Yesterday, Dr. Centor (whom I respect as a calm voice of rationality) went off the rails and joined the ED bashers with this:
Ask almost any inpatient clinician and you will hear that the ER does too many CT scans. I understand why they do them – but I disagree with the philosophy. They do CT scans in the hopes of decreasing malpractice suits.
Prior to CT scans, we diagnosed appendicitis clinically. Some patients have clear signs and symptoms; other patients have more confusing presentations.
Umm, “too many” depends entirely upon where you’re standing in the physician continuum. Let me tell you why we order CT scans, from the perspective of the grunt level EM physician.
We see the entire panoply of the human condition (as it applies to medicine), and have the terrific joy and challenge of sorting it out into recognizable bits. Without being dramatic, it’s not much like medical school taught us the physician-patient interaction would be. It’s entertaining but challenging, and more than a few of our patients have a limited education and vocabulary, and are literally unable to express themselves in terms that most ‘regular office’ patients can routinely display. In fact, some of them can do little more than yell “It hurts” and point at their bellies in the most vague way. Laying hands on their abdomens is usually a fruitless exercise in discerning hopefully whether the pain is from the upper or lower portion, to better guide the lab and radiologic / sonographic evaluations.
As for appendicitis: we’ve all, every one of us, had a case that was a Slam Dunk appy, we were so happy we’d made the diagnosis clinically we called the surgeon, who asked the following: “What’s their white count, their UA, and their CT show”? We’ll tell them (deflated a little, don’t they trust us?) that we don’t have a CBC back yet, the patient couldn’t pee now without extraordinary coercion, and why do a CT on a perfect case (?) to be told “call me back when you have them, and don’t do this again”. So, we learn: work everyone up, then call. It’s not only the ED docs who are responsible for increased use of scans.
Want to admit a patient with pancreatitis to the Internal Medicine service? “What’s the CT show?” is the admitting teams’ question. Us: Didn’t get one; had it before, has it again, patient states it feels just like their last pancreatitis flare-up. “Get a CT and call me back” is the usual refrain, and another ED doc gets dinged for an ‘unnecessary CT’, and the admitting team can cluck about the number of scans ordered in the ED. It’s not only the ED docs who are responsible for increased use of scans.
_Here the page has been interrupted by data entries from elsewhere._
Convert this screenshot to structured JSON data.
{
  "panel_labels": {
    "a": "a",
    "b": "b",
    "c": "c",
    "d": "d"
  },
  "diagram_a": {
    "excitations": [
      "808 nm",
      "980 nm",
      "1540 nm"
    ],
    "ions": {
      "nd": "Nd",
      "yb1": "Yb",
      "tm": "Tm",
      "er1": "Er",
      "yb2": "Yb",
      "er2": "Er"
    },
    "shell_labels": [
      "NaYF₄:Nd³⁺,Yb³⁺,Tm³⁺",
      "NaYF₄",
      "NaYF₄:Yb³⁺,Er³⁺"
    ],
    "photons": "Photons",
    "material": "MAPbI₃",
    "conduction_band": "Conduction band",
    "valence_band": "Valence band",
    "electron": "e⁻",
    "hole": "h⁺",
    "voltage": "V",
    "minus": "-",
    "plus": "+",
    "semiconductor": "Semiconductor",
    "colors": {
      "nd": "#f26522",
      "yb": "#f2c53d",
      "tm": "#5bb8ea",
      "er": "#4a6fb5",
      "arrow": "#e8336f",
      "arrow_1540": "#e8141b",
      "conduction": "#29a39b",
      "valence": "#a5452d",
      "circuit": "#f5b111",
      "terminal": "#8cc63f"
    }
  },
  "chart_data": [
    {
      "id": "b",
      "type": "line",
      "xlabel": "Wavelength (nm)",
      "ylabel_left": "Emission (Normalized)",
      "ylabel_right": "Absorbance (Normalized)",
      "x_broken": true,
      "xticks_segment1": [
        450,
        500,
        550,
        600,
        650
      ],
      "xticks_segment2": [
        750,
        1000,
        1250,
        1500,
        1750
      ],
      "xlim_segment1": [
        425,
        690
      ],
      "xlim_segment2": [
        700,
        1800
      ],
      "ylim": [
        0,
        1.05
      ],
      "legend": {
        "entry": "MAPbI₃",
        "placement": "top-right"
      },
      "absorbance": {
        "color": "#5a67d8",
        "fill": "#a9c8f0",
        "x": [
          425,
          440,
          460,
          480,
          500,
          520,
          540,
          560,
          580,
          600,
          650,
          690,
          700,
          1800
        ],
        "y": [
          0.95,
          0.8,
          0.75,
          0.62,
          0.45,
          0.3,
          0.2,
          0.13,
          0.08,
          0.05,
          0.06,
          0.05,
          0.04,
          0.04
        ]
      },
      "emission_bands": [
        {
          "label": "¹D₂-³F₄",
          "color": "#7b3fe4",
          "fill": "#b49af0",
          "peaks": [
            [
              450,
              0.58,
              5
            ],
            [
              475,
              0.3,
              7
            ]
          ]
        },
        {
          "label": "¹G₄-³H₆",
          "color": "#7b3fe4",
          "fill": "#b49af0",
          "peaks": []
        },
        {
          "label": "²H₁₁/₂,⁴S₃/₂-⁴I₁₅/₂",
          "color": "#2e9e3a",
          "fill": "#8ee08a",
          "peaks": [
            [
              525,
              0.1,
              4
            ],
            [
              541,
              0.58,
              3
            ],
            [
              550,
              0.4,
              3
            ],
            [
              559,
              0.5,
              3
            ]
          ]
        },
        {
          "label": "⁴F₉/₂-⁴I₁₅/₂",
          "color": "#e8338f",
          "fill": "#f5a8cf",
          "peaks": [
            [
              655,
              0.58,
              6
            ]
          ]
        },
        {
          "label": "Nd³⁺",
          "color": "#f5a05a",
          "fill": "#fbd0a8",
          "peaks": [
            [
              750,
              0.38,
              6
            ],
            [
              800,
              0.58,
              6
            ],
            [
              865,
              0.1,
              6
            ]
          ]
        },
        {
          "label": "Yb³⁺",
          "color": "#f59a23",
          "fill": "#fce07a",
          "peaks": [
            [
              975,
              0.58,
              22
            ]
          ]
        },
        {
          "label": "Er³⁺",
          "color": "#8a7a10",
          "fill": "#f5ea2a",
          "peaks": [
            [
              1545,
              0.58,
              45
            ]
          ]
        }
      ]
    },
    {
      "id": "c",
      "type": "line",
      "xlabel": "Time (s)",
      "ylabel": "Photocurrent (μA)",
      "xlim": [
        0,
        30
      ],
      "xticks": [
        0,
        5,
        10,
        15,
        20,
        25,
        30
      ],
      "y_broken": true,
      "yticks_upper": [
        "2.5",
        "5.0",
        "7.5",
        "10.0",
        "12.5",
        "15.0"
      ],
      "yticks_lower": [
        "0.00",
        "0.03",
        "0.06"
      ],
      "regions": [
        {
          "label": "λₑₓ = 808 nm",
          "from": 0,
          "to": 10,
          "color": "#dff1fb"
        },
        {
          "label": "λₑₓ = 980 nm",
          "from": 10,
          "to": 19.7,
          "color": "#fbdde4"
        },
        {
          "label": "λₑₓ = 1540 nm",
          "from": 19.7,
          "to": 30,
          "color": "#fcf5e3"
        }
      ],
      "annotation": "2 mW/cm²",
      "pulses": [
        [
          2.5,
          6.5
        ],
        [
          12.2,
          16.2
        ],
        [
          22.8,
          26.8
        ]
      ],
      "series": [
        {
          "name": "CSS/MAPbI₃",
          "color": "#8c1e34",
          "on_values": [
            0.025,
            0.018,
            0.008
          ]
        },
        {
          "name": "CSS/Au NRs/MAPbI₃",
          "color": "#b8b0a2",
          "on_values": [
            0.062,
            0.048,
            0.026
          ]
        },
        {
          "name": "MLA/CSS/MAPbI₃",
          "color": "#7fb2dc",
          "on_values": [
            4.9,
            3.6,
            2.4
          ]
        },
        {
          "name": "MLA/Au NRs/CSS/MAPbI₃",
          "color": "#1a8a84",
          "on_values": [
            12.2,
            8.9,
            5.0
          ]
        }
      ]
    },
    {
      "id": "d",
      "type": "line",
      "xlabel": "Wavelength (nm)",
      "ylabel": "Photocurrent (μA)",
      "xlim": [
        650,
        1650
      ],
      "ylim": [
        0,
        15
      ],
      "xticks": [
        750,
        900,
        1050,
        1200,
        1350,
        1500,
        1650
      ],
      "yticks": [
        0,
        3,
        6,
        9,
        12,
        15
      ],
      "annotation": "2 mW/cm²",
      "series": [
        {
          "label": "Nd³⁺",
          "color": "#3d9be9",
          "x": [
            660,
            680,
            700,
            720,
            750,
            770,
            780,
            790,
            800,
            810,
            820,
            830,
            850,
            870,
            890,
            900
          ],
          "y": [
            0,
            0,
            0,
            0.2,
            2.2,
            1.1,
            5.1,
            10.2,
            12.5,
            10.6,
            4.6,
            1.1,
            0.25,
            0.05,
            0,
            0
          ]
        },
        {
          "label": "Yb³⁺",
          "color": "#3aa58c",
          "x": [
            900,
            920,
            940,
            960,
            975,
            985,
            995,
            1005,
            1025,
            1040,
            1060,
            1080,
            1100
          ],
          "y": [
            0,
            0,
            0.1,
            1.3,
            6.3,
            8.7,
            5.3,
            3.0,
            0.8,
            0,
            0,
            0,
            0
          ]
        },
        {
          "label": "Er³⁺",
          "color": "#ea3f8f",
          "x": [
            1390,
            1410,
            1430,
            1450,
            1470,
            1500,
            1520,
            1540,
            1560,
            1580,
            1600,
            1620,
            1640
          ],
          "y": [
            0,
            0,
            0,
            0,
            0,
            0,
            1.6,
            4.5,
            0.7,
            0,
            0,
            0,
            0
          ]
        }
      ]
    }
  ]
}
Finally, yes, we order a decent number of marginal CT’s, and it’s not just because we’re afraid of suits (we are*), it’s because all of us have several cases of What the Heck(!) they have What(?) from a CT that might, in retrospect be seen to have been more CYA then CVA, but find significant pathology. (My speciality is finding renal cell CA in patients that it’s not expected in, 3 so far). (Nobody gripes about those CT’s, by the way; a positive CT is a ‘goodCT’, even if in retrospect it wasn’t solidly indiated).
It’s like everything else in medicine: more complicated than it might seem on the surface.
*EM docs are sued at fairly high rates, and not because we’re stupid or negligent as a group or specialty. We’re sued because a) we have an interesting population of patients with varying disease, co morbidities, presentations and expectations, b) nobody loves their ED doc, especially when they get the bill, and c) we’re easy scapegoats for the next doc who’s only too glad to shift any potential liability to the ED doc (see b).